One of the most controversial came in the Senate, where a proposed ban on lead hunting ammunition drew fierce words from Republican Senator Jim Nielsen.
“You wanna go against the law-abiding hunters of the state of California, and eliminate hunting in this state, at least diminish it one further step, vote yes,” Nielsen said.
The Senate did so with a 23 to 15 vote.
Senators also passed the TRUST Act, which prohibits local law enforcement agencies from turning undocumented immigrants who commit minor offenses over to federal authorities. Senator Kevin de Leon said it’s an important step toward making immigrants feel welcome. He said they are not feeling like a part of the community now.
“In immigrant communities across the state of California, they’re losing faith and they’re losing trust in law enforcement,” he said. “And this is not a good sign.”
A bill that would modify electric rates also provoked a lengthy discussion in the Senate. Supporters said it would bring the rate system up to date, while critics maintain it would undermine efforts to increase green energy. The measure ultimately passed.
In the Assembly members approved a measure giving local governments a new method for funding redevelopment. They also signed off on an agreement with Nevada to oversee the development around Lake Tahoe.
But hotly debated bill that would allow the California Coastal Commission to levy fines may be dead for the year. The measure had managed to stay alive throughout the legislative process, twice advancing to the next step with just one vote to spare.
Its luck appears to have run out today as the Assembly took its final vote on the measure. Democratic Assemblywoman Toni Atkins authored the bill and in her closing statement implored her colleagues to approve it.
“I would ask for your aye vote and, please, stay with me on this,” she said. “It’s important for Californians who support 1,100 miles of California coast land.”
Despite her plea, the measure fell six votes short of advancing to the governor. Atkins asked for reconsideration and will bring the bill back one more time this week.

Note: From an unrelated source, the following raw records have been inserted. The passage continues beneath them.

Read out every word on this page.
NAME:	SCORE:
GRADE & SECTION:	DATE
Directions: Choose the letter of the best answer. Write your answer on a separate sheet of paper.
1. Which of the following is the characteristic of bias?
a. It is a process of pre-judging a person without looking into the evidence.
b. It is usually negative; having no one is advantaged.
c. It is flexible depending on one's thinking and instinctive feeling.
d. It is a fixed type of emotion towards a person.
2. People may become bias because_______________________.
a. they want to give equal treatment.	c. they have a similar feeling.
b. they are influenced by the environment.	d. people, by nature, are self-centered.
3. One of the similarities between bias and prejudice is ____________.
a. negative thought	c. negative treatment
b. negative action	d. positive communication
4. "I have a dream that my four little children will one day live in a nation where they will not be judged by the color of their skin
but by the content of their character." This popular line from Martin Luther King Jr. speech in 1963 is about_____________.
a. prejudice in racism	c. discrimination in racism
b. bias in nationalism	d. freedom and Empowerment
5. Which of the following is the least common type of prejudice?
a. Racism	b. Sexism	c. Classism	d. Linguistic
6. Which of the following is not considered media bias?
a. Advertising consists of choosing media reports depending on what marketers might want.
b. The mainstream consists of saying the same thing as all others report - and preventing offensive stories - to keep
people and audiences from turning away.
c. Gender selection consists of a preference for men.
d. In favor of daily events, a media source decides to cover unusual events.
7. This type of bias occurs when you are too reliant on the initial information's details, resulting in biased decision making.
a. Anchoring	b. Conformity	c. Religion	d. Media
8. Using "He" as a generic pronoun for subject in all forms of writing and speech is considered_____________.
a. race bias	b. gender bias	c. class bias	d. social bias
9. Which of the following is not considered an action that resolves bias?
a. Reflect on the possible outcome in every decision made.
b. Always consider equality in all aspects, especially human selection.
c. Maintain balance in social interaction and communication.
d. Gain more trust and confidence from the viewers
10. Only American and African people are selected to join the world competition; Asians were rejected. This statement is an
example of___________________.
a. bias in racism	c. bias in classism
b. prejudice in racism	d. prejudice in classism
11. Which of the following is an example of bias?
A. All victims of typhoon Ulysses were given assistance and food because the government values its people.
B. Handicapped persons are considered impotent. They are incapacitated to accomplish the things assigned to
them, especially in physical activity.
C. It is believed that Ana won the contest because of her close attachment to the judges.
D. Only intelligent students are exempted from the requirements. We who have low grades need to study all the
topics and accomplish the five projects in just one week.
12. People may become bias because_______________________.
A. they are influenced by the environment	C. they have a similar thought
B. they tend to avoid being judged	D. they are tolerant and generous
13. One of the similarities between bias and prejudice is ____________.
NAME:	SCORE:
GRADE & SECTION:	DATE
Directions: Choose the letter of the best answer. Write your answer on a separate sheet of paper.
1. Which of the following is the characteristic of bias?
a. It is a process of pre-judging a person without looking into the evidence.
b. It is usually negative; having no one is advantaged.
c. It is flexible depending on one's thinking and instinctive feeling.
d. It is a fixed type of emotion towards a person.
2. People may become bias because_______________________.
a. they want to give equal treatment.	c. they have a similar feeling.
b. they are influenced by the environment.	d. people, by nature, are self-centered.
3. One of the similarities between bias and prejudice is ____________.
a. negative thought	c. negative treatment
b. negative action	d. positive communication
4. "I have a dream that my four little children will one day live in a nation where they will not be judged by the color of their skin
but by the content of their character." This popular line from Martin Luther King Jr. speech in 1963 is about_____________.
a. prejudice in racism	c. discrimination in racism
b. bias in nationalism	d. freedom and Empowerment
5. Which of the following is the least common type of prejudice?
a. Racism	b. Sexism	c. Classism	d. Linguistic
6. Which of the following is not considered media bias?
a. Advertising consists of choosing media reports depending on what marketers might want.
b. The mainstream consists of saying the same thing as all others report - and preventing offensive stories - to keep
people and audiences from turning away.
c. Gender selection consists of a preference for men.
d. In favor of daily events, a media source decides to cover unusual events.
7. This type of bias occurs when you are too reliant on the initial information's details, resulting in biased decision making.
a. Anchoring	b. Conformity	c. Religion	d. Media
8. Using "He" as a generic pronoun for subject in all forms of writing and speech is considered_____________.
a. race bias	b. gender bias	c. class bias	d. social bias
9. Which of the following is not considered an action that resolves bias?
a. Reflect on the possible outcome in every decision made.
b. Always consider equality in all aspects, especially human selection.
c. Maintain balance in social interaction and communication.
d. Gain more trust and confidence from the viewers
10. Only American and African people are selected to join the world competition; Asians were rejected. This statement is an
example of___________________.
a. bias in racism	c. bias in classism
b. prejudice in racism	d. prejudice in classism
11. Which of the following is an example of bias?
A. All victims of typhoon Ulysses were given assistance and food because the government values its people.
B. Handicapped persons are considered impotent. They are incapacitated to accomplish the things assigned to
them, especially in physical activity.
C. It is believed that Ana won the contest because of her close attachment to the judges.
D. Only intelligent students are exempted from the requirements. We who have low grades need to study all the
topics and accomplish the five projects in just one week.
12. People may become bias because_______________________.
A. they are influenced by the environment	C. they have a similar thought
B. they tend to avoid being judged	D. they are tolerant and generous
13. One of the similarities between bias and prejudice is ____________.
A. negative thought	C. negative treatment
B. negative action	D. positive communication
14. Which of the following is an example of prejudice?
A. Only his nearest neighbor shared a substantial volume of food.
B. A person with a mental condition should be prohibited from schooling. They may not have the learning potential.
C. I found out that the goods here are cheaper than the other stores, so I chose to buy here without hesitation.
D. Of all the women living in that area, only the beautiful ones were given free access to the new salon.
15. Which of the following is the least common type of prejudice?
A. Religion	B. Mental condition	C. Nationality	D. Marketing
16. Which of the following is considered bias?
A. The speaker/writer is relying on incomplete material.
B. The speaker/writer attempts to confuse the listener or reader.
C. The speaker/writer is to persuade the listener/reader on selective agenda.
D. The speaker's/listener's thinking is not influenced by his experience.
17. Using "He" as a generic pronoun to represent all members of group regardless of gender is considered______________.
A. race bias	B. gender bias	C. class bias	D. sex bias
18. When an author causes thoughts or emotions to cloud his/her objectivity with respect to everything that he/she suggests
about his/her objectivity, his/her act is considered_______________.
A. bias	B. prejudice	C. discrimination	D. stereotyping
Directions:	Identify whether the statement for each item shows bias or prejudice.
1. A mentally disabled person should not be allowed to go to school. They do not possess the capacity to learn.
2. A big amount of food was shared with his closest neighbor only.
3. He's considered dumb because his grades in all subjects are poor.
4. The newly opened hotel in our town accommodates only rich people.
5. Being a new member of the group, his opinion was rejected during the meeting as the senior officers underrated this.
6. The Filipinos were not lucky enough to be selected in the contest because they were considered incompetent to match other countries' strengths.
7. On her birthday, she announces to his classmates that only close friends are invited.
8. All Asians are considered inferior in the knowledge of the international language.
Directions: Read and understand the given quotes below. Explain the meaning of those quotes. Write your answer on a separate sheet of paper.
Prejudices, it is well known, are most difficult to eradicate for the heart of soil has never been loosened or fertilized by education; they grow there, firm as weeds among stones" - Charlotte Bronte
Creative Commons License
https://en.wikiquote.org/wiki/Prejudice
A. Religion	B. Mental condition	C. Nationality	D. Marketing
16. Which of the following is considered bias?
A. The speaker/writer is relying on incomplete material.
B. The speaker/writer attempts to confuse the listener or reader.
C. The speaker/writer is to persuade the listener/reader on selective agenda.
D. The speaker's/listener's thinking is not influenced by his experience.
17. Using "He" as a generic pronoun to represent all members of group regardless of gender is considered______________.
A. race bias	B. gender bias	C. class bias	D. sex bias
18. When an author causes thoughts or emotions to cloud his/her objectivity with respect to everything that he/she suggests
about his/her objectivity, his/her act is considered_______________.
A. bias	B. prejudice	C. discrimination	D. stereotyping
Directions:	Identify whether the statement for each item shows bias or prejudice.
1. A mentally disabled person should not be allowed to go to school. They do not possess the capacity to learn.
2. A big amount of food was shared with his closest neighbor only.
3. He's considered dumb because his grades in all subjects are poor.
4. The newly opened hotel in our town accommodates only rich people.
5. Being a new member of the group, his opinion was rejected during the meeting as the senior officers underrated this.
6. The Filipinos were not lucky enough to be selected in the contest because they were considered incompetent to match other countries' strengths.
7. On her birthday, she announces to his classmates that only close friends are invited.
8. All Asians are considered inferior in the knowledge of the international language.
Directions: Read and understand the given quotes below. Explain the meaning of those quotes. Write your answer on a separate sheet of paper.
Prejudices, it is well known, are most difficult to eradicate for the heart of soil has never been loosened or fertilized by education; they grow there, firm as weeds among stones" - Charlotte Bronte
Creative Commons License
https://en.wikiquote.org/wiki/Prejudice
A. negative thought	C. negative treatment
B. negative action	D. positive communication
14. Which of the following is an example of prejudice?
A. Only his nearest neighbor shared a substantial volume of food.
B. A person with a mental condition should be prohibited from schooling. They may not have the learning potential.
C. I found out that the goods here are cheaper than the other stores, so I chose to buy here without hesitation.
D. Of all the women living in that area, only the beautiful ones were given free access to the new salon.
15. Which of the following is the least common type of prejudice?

Meanwhile Governor Jerry Brown signed a raft of legislation including a bill that closes a loophole in California rape law. It is now illegal for anyone to impersonate someone else in order to coerce a person into having sex. He also signed a bill that makes “swatting” a crime. That involves making a false 911 call about a celebrity’s home.
Brown vetoed a bill that calls for fining drivers who don’t pull over for emergency vehicles.